Verão de 1984. Mais de uma hora de ônibus até a praia, em Ipanema, posto 9, em frente à rua Joana Angélica. Me achava o Menino do Rio, o André de Biase do subúrbio. Amarrada no cadarço do calção a grana certa prum guaraná (Guaraná Taí, gostoso como um beijo!) e um pão de mel [...]

Verão de 1984.

Mais de uma hora de ônibus até a praia, em Ipanema, posto 9, em frente à rua Joana Angélica.

Me achava o Menino do Rio, o André de Biase do subúrbio.

Amarrada no cadarço do calção a grana certa prum guaraná (Guaraná Taí, gostoso como um beijo!) e um pão de mel na padaria da esquina com a Visconde de Pirajá.

Na cabeça era tanto sonho que um verão só não bastaria para viver tudo.

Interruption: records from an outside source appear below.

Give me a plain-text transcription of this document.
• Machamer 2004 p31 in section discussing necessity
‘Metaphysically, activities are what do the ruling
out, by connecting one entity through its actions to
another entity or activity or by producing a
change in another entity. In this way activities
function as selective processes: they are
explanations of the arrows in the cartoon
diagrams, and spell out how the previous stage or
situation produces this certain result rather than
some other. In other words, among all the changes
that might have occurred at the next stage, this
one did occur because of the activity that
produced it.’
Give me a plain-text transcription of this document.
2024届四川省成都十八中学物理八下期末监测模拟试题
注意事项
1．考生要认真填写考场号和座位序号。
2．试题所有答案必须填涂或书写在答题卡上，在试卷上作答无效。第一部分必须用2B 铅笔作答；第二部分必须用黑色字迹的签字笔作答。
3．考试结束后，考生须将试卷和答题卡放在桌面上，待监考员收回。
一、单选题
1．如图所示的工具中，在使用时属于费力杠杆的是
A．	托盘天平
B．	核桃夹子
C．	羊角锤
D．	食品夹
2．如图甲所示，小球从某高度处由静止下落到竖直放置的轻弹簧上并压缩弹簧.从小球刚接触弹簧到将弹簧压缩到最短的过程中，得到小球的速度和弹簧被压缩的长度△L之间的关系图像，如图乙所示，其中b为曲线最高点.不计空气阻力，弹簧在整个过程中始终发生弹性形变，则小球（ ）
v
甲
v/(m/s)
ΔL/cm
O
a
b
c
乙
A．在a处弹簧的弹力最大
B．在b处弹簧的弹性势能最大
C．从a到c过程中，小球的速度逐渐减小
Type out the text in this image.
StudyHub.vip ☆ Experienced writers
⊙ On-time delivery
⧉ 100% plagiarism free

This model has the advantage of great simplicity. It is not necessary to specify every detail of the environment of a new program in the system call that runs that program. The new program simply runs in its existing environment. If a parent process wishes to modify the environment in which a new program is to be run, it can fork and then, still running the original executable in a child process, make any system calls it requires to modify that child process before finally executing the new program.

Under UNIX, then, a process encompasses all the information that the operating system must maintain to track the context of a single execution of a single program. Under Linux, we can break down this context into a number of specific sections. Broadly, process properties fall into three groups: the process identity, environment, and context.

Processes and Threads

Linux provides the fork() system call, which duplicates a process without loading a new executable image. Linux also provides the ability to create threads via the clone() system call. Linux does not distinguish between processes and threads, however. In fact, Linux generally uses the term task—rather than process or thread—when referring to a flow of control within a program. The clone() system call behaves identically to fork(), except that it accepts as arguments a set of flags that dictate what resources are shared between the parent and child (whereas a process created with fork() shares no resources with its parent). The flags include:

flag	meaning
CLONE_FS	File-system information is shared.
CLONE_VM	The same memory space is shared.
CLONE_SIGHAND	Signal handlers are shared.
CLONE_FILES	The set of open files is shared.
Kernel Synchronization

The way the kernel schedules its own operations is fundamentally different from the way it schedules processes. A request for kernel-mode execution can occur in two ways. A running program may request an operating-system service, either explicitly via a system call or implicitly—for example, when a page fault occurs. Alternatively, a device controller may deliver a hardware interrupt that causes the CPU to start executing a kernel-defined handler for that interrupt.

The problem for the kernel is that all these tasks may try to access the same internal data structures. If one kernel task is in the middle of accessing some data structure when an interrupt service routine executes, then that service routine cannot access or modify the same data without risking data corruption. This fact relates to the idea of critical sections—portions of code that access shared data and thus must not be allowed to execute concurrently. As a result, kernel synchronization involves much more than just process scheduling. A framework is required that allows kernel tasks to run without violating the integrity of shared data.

No coração, a alegria de encontrar meus amigos e saber que iríamos rir muito, muito mesmo.

Nos ouvidos, essa canção do Slade, que tocava de 5 em 5 minutos na Rádio Cidade.

Nada de viver no passado, mas às vezes dá vontade de voltar lá rapidinho, dar uma choradinha de alegria e, pronto, encarar de novo o presente, que é o que existe de verdade.